Uncertainty continues to cloud this fall’s elections, with the state expected to ask the U.S. Supreme Court Wednesday to reinstate North Carolina’s voter ID law, while counties decide whether to extend or shorten early voting.

Mecklenburg County’s elections board Chair Mary Potter Summa said it’s unclear whether the board will reduce the number of planned early voting hours. The board is scheduled to vote on a plan Monday.

Meanwhile, Republican presidential nominee Donald Trump Tuesday addressed the voter ID law at a rally in Wilmington. Without an ID, he said, people might vote multiple times.

“Voter ID. What’s with that?” he said. “Why aren’t we having voter ID? In other words, ‘I want to vote, here’s my identification. I want to vote.’ As opposed to somebody coming up and voting 15 times for Hillary.… You won’t vote 15 times, but people will.”

Gov. Pat McCrory told the Wilmington rally that he’ll ask the Supreme Court to reverse a lower court ruling that threw out the ID law and with it provisions that barred same-day registration and shortened the early voting period from 17 to 10 days.

Last month a three-judge federal panel overturned the law, saying it was “passed with racially discriminatory intent.”

But in overturning the ID law, the judges eliminated the requirement that counties have the same number of early-voting hours as they did in the last presidential race. Now counties have until Aug. 19 to determine how many hours to have early voting.

State elections director Kim Strach last week urged counties to “be mindful” of expected November turnout and the popularity of early voting. In a memo to county board, she said she expects about 56 percent of all voters this fall to vote early.

In Guilford County Monday night, the Republican-led elections board considered but ultimately put off an early voting plan that could have made casting ballots more difficult for college students and black residents.

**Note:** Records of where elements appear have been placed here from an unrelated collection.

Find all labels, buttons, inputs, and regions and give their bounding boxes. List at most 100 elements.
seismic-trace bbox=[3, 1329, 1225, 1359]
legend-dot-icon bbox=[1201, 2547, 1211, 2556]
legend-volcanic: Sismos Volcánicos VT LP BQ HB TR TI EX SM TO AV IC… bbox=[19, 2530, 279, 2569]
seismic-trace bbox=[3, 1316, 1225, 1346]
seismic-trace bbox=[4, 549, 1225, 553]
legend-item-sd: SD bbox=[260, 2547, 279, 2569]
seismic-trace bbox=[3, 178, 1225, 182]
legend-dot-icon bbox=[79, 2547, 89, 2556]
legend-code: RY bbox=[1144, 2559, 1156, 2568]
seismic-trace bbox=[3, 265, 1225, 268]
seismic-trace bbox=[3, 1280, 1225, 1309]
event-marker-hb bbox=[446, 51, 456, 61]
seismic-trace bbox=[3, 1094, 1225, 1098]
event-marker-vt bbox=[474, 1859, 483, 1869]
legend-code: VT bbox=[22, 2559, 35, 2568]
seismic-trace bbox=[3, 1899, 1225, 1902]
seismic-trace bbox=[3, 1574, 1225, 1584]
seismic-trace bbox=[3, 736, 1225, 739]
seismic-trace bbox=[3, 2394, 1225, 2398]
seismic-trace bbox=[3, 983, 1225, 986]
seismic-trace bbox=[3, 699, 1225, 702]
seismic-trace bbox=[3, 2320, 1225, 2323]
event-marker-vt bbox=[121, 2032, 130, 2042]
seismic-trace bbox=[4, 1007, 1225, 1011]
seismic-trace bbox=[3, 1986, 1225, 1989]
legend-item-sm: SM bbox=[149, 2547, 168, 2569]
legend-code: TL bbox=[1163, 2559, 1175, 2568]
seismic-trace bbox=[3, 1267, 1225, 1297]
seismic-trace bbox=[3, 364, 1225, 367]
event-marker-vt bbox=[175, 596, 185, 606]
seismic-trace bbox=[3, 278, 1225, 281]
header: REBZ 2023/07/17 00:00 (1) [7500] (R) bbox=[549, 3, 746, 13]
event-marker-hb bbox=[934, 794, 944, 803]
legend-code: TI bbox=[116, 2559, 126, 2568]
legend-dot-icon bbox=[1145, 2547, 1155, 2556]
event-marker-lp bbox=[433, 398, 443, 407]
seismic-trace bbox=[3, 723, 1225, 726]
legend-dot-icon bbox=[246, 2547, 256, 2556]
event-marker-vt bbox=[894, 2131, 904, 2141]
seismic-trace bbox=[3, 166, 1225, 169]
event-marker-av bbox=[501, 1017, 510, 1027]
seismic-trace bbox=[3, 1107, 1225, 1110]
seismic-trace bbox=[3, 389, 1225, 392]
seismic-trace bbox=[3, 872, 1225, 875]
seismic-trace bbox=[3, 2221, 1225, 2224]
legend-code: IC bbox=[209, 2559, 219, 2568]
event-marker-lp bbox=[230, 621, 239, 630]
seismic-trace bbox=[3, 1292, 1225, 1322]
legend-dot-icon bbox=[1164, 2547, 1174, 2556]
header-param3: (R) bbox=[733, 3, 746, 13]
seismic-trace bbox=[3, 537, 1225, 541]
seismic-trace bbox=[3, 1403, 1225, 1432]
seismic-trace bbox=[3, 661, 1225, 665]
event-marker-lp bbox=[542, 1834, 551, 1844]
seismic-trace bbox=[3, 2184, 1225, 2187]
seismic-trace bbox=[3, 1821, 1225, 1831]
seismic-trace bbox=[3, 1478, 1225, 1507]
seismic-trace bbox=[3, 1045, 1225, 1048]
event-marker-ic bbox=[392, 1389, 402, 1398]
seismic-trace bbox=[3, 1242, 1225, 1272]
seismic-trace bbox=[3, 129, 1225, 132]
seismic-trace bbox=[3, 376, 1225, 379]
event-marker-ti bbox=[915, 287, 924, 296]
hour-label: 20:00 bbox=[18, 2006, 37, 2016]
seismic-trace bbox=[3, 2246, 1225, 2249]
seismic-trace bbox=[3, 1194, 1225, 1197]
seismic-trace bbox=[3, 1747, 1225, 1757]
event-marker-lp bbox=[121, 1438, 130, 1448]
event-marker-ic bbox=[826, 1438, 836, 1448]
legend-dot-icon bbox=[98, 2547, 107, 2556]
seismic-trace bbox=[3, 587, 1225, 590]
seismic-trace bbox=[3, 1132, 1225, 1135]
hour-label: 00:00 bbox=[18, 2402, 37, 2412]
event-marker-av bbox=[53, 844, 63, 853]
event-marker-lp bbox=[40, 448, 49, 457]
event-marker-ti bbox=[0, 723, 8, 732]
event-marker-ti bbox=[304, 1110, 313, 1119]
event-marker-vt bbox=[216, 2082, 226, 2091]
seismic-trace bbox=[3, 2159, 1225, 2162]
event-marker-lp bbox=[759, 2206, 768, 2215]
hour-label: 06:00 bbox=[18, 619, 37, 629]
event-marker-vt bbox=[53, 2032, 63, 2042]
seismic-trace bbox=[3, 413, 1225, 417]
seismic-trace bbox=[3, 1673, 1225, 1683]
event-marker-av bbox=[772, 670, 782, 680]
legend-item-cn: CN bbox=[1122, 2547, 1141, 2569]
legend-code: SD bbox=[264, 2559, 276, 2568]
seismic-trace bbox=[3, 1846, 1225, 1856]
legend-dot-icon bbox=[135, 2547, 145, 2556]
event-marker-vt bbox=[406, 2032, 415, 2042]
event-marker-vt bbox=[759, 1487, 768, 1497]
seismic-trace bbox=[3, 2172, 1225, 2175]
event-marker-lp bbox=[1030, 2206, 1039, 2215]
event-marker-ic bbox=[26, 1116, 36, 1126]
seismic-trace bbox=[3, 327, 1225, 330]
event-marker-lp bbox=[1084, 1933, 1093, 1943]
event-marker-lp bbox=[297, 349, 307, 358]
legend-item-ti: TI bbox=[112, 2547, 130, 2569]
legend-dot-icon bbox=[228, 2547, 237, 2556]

A rowdy crowd of 300 people packed the meeting to oppose a proposal to cut a dozen early voting sites.

The board ultimately decided to back a compromise plan that kept more early voting sites open.

In Mecklenburg, Summa said she’s not sure what the board will do when it votes Monday at its 5 p.m. meeting.

“I’m not a big fan of early voting but in this county the reality is we have to have it because we don’t have enough machines to accommodate voters on Election Day,” she said. She added that number of hours won’t be more than in the 2012 election but could be less.

“I’m not saying that we won’t (have the 2012 hours, but) do we need that many hours to adequately accommodate voters on Election Day?”